Interviewing Tips

Presenting Yourself During the Hiring Process

Because most organizations use interviews as part of their selection process, you have probably already been an interviewee and so you know how stressful interviews can be.  With the following information, we describe strategies and tactics you can use to make your next job search more successful and less stressful.

Getting the Interview

Because interviewing is time consuming, most organizations do not interview all the people who apply for a job. Rather, they use a variety of screening devices to eliminate people who don’t meet their qualifications. Chief among these is evaluating the qualifications presented on your resumé and in the letter that accompanies it. The goal of your resumé and cover letter then is to “sell yourself and get an interview.”

It All Begins with Research. In order to write an effective cover letter and resumé that highlights your qualifications for a particular job, you need to know something about the job requirements and about the company.

Write an Effective Cover Letter. A cover letter is a short, well-written letter expressing your interest in a particular position

Prepare a Professional Resumé. The resumé is a summary of your skills and accomplishments; it is your “silent sales representative.”

PRESENTING YOURSELF IN AN INTERVIEW

An interview is a structured conversation with the goal of exchanging information that is needed for decision making. Careful handling of an interview includes getting ready for the interview, conducting yourself during the interview, and performing interview follow-up.

PREPARING TO BE INTERVIEWED

While the resumé and cover letter make you an attractive candidate for an employer, it is your behavior at the interview that will solidify your chances to receive an offer. There are several guidelines that can help you prepare for the interview.

  1. Do your homework. If you haven’t done extensive research on the position and company in preparation for writing your letter, do it before you go to the interview.  Be sure you know the company’s products and services, its areas of operation, ownership, and financial health. Nothing puts off interviewers more than applicants who arrive at an interview knowing little about the company.
  2. Based on your research, prepare a list of questions about the organization and the job. The employment interview should be a two-way street where you size up the company as they are sizing you up. So you will probably have a number of specific questions to ask the interviewer. For example, “Can you describe a typical workday for the person in this position?” or “What is the biggest challenge in this job?” Make a list of your questions and take it with you to the interview.
  3. Rehearse the interview. Several days before the interview spend time outlining the job requirements and determining how your knowledge, skills, and experiences meet those requirements. Practice questions commonly asked in interviews.
  4. Dress appropriately and conservatively. You will want to make a good first impression, so it is important to be well groomed and neatly dressed.
  5. Plan to arrive on time. The interview is the organization’s first exposure to your work behavior. So you don’t want to be late. Find out how long it will take you to travel by making a dry run several days before. Plan to arrive ten or fifteen minutes before your appointment.
  6. Bring supplies. Gather and bring extra copies of your résumé, cover letter, and references, as well as the list of questions you plan to ask. You will also want to have a writing tablet and pen so that you can make notes.
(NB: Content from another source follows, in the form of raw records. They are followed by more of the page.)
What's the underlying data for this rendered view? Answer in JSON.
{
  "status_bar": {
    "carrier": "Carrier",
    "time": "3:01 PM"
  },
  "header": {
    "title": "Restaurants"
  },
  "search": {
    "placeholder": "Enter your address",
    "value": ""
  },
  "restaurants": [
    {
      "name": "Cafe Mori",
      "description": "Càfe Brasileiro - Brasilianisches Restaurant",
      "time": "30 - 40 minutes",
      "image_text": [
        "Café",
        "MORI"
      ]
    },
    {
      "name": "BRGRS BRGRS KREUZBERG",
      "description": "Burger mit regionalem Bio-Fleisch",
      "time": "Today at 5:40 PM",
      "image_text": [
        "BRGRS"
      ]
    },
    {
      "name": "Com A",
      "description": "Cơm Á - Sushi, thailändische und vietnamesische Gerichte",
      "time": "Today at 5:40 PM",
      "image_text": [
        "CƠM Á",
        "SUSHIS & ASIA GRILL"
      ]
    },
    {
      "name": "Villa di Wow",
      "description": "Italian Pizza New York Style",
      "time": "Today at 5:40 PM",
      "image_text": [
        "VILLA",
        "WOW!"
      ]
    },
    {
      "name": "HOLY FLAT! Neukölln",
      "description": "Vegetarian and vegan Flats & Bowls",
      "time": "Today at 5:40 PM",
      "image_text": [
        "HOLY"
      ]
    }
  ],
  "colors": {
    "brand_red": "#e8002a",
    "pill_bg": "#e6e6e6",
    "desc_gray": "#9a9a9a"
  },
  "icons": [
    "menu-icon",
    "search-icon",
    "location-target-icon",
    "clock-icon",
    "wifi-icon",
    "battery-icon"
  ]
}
BEHAVIOR DURING THE INTERVIEW

While interviewing can be stressful, several guidelines can help you put your best foot forward.

  1. Use active listening. Work on attending, understanding, and retaining what is asked. Remember that the interviewer will be aware of your nonverbal behavior, so be sure to make and keep eye contact as you listen.
  2. Think before answering. If you have prepared for the interview, you should be able to tell your story as you answer the questions posed.
  3. Be enthusiastic. If you come across as bored or disinterested, the interviewer is likely to conclude that you would be an unmotivated employee.
  4. Ask questions. As the interview is winding down be sure to ask the questions you prepared that have not already been answered.

INTERVIEW FOLLOW-UP

When the interview is complete there are several important follow-up steps.

  1. Write a thank-you note. It is appropriate to write a short note thanking the interviewer for the experience and re-expressing your interest in the job.
  2. Self-assess your performance. Take time to critique your performance. How well did you do? What can you do to do better next time?
  3. Contact the interviewer for feedback. If you don’t get the job, you might call the interviewer and ask for feedback.